Cosgrave Property Group
- Industry: Real estate, Property developments
- Founded: 1979 in Dublin
- Key people: Joseph Cosgrave, Michael Cosgrave

= Cosgrave Property Group =

Irish construction company

The Cosgrave Property Group is an Irish property development company established by brothers Joseph, Michael, and Peter Cosgrave. It currently has loans from the National Asset Management Agency.

The group is also known as Cosgrave Developments and is a subsidiary of Borg Developments.

==History==
The company was established in 1979 by the brothers Joseph, Michael and Peter Cosgrave, sons of Jack Cosgrave, also a notable property developer.

In 2007 the company won the Irish Developer of the Year Award at the award event organised by UK property magazine Property Week.

In 2014 Cosgrave has sold to Green REIT a €384.4 million worth portfolio, comprising office buildings at Georges Quay and George's Court, Dublin 2 and retail and commercial space in Westend Retail Park, Blanchardstown.

In September 2016 the company has announced plans to build a new office building called The Exchange. A€60m million funding was provided by Irish investment fund IPUT.
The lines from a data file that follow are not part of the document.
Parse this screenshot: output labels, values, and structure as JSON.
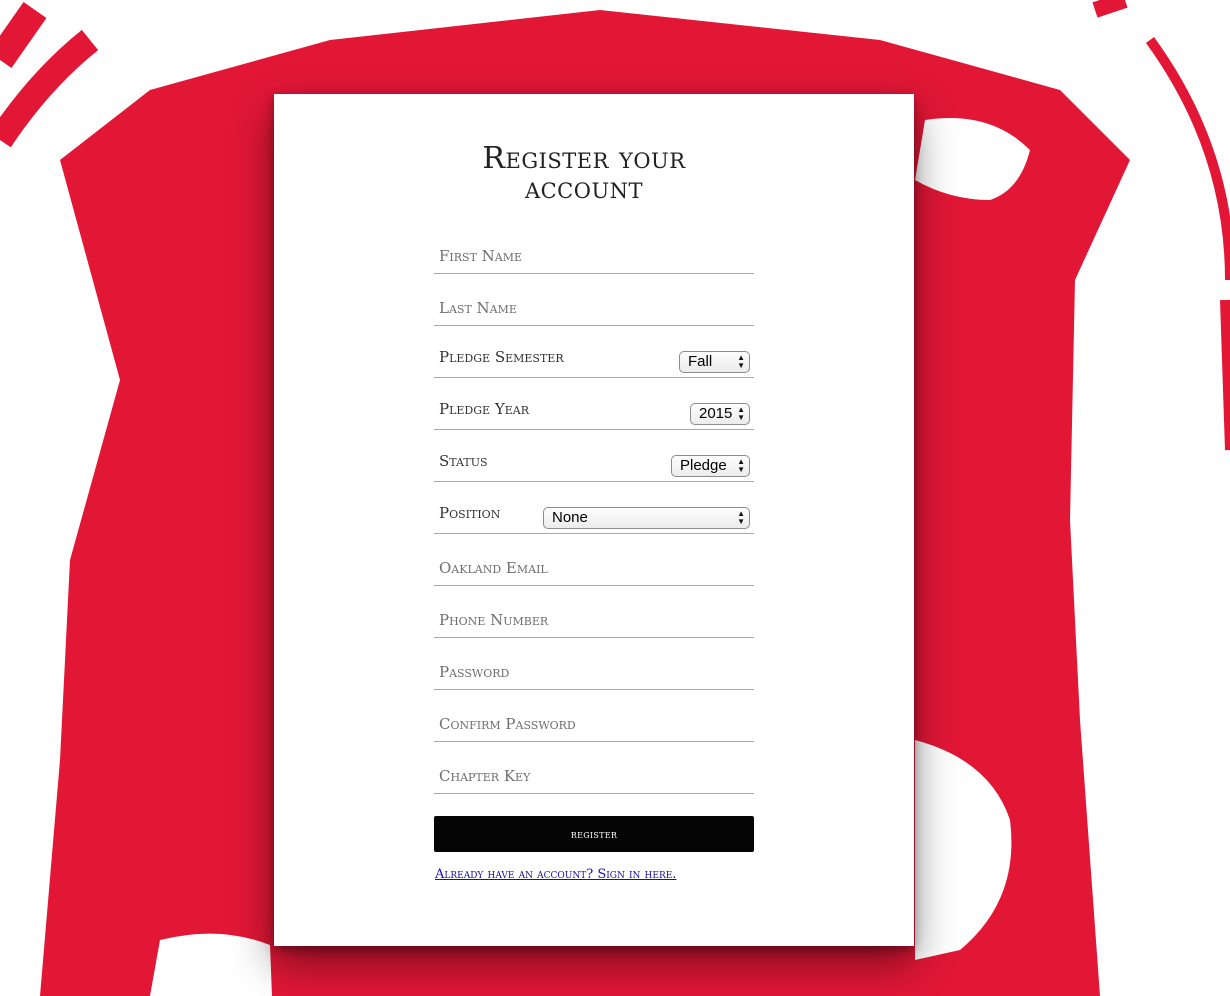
{
  "colors": {
    "background_red": "#e21736",
    "card_bg": "#ffffff",
    "button_bg": "#050505",
    "link": "#1a0dab"
  },
  "form": {
    "title_line1": "Register your",
    "title_line2": "account",
    "first_name_placeholder": "First Name",
    "last_name_placeholder": "Last Name",
    "pledge_semester_label": "Pledge Semester",
    "pledge_semester_value": "Fall",
    "pledge_year_label": "Pledge Year",
    "pledge_year_value": "2015",
    "status_label": "Status",
    "status_value": "Pledge",
    "position_label": "Position",
    "position_value": "None",
    "oakland_email_placeholder": "Oakland Email",
    "phone_number_placeholder": "Phone Number",
    "password_placeholder": "Password",
    "confirm_password_placeholder": "Confirm Password",
    "chapter_key_placeholder": "Chapter Key",
    "register_label": "register",
    "signin_link": "Already have an account? Sign in here."
  }
}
In 2016, the company sold 197 apartments at Neptune, Honeypark to SW3 Capital-Tristan Capital Partners for €72.5m. The following year, the Cosgraves sold 319 apartments at the Leone and Charlotte buildings at Honeypark to Patrizia for €132m.

==Property==
- Belville, Donnybrook, Dublin, Ireland.
- Morehampton Square, Donnybrook, Dublin, Ireland.
- Donnybrook Manor, Donnybrook, Dublin, Ireland.
- Sweepstakes and Shrewsbury, Ballsbridge, Dublin, Ireland.
- Chesterfield, Castleknock, Dublin, Ireland.
- Custom Hall, Gardiner Street, Dublin, Ireland (1992).
- St. Helen's, Booterstown, Dublin, Ireland. Currently operated as a Radisson Hotel. (1996 IEP£2m)
- Ardilea Wood, Clonskeagh, Dublin, Ireland (2000). Noted as the first development of IEP£1m houses in Ireland.
- The 78 acre former site of the Dun Laoghaire Golf Club on Glenageary Road, Dublin, Ireland. (2002 EUR€20m)
- George's Quay office complex, Dublin, Ireland.
- Caxtongate retail and office complex, Birmingham, United Kingdom. (Bought 2006 GBP£78.8m, Sold 2011 approx. 25% for £16m / €18.23m).
- Liberty shopping centre, Romford, Greater London, United Kingdom, (2006 GBP£281m / EUR€415m).
- 301–307 Oxford Street, London, United Kingdom. (2007 GBP£86.5m / EUR€124m)
- Jubilee House, 197–213 Oxford Street, London, United Kingdom. (Sold 2011 GBP£165m).
- 215–219 Oxford Street, London, United Kingdom. (Sold 2011 GBP£55.1m).